Imagine that the equation for the regression line is y=3+4x, \mu_{y}=31, and \mu_{x}=7, and the two points farthest to the top right, (10, 43) and (12, 51), lie exactly on the regression line. These two points together contribute \sum (x-\mu_{x})(y-\mu_{y})=(10-7)(43-31)+(12-7)(51-37)=136 to the numerator of the covariance. If we switched the x's and y's of these two points, moving them off the regression line, so that they became (10, 51) and (12, 43), \mu_{x}, \mu_{y}, \sigma_{x}, and \sigma_{y} would remain the same, but these points would only contribute (10-7)(51-31)+(12-7)(43-31)= 120 to the numerator. As you can see, covariance is at its greatest, given the distributions of the x's and y's, when the (x, y) points lie on a straight line. Given that correlation, r, equals 1 when the covariance is maximized, you can see that r=+1 when the points lie exactly on a straight line (with a positive slope). The closer the points lie to a straight line, the closer the covariance is to its maximum, and the greater the correlation.

As this example shows, the closer the points lie to a straight line, the higher the correlation. Regression finds the straight line that comes as close to the points as possible, so it should not be surprising that correlation and regression are related. One of the ways the "goodness of fit" of a regression line can be measured is by R2. For the simple two-variable case, R2 is simply the correlation coefficient, r, squared.

Figure 8.3 Plot of initial population
 

Correlation does not tell us anything about how steep or flat the regression line is, though it does tell us if the slope is positive or negative. If we took the initial population shown in Figure 8.3 Plot of initial population, and stretched it both left and right horizontally so that each point's x-value changed, but its y-value stayed the same, \sigma _{x} would grow while \sigma _{y} stayed the same. If you pulled equally to the right and to the left, both \mu_{x} and \mu_{y} would stay the same. The covariance would certainly grow since the (x-\mu_{x}) that goes with each point would be larger absolutely while the (y-\mu_{y})'s would stay the same. The equation of the regression line would change, with the slope, b, becoming smaller, but the correlation coefficient would be the same because the points would be just as close to the regression line as before. Once again, notice that correlation tells you how well the line fits the points, but it does not tell you anything about the slope other than if it is positive or negative. If the points are stretched out horizontally, the slope changes but correlation does not.
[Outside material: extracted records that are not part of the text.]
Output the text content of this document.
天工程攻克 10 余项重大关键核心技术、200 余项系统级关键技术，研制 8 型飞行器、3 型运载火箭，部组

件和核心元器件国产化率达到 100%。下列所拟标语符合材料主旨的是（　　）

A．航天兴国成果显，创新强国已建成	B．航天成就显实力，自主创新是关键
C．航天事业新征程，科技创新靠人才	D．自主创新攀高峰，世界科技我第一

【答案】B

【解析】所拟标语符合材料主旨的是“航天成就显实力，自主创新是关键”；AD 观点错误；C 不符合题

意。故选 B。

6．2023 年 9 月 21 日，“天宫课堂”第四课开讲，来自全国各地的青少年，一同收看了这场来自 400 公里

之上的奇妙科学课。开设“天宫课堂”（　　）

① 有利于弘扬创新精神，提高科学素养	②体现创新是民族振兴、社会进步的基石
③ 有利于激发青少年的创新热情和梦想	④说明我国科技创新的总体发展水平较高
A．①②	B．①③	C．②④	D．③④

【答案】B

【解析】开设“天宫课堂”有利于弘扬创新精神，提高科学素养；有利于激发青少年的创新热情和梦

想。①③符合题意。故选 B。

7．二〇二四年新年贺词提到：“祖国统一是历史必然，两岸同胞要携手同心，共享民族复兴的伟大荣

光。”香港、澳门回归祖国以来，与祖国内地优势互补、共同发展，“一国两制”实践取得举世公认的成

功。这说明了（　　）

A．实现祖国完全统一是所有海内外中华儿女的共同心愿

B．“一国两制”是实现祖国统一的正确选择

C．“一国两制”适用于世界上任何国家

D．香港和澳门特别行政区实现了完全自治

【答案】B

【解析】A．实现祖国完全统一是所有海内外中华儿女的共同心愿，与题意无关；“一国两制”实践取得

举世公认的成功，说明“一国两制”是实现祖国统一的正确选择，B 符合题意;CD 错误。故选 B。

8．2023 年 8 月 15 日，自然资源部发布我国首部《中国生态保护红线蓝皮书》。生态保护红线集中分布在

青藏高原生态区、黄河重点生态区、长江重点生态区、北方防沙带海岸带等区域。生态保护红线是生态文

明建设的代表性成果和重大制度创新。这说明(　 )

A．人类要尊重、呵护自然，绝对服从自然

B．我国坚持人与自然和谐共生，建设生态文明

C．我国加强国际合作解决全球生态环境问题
Also notice that though the covariance increases, correlation does not because σx increases causing the denominator in the equation for finding r to increase as much as covariance, the numerator.

The regression line and covariance approaches to understanding correlation are obviously related. If the points in the population lie very close to the regression line, the covariance will be large in absolute value since the x's that are far from their mean will be paired with y's which are far from theirs. A positive regression slope means that x and y rise and fall together, which also means that the covariance will be positive. A negative regression slope means that x and y move in opposite directions, which means a negative covariance.